Find steadiness in reverse warrior
Now we’ve developed focus on our breath in the previous exercises, we can begin to find some steadiness. These final two standing postures will allow you to bring stillness and strength into your body. Reverse warrior helps to stretch and lengthen the side of the body, while building stamina in the legs. Keep a strong core here to protect your lower back.
- From warrior II, reach your left arm up towards the sky and gently begin to lean back.
- Bring your back arm down towards your thigh.
- Take the gaze gently upwards, finding a steady gazing point.
- Take three to five breaths here, maintaining a strong stance in your legs.

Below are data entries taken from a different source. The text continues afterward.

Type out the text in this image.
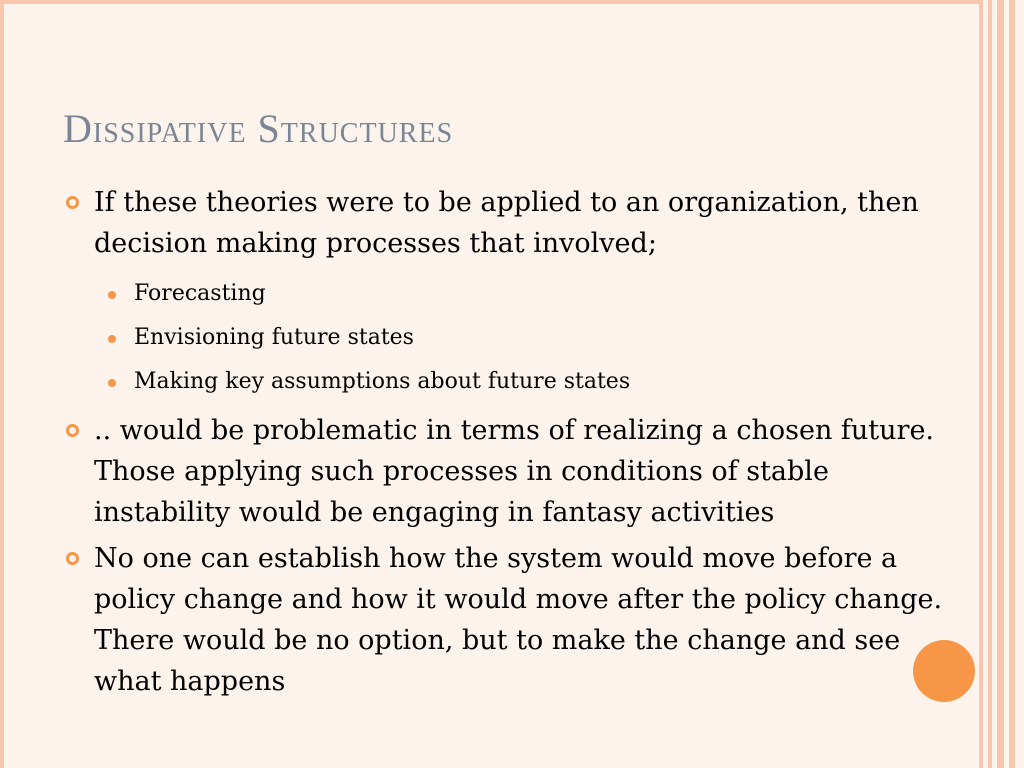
Dissipative Structures
If these theories were to be applied to an organization, then decision making processes that involved;
Forecasting
Envisioning future states
Making key assumptions about future states
.. would be problematic in terms of realizing a chosen future. Those applying such processes in conditions of stable instability would be engaging in fantasy activities
No one can establish how the system would move before a policy change and how it would move after the policy change. There would be no option, but to make the change and see what happens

Complete the sequence with triangle pose (Trichonasana)
Trichonasana – or triangle pose – is one of the standing yoga poses that can be a tricky one to get right, but is a fantastic way to open through the chest, promote calm and find space in the hips. Many students put too much emphasis on trying to reach the floor with their hand, but this really isn’t the goal. Instead, focus on stretching through the hips and keeping them stacked on top of one another.
- From reverse warrior, bring yourself back to your warrior II position.
- Straighten through your front leg, so both legs are straight.
- Reach through your front arm, as if you are trying to reach over a gate. Once you’ve reached as far as you can, lower your hand down towards your leg.
- Bring your hand onto your shin, ankle or foot, but ensuring that your hips remain stacked on one another. If your flexibility is limited, bring your hand onto a chair instead.
- Bring the top hand up overhead.
- Take your gaze up towards the sky, but if it bothers your neck, keep it down towards the floor.
- Inhale and exhale for three to five breaths.
- To come out of the pose, exhale and look down to the ground and use your inhale to bring yourself back up to standing.
- Heel-toe your back foot in, until you can comfortably step back to the top of your mat and repeat on the opposite side.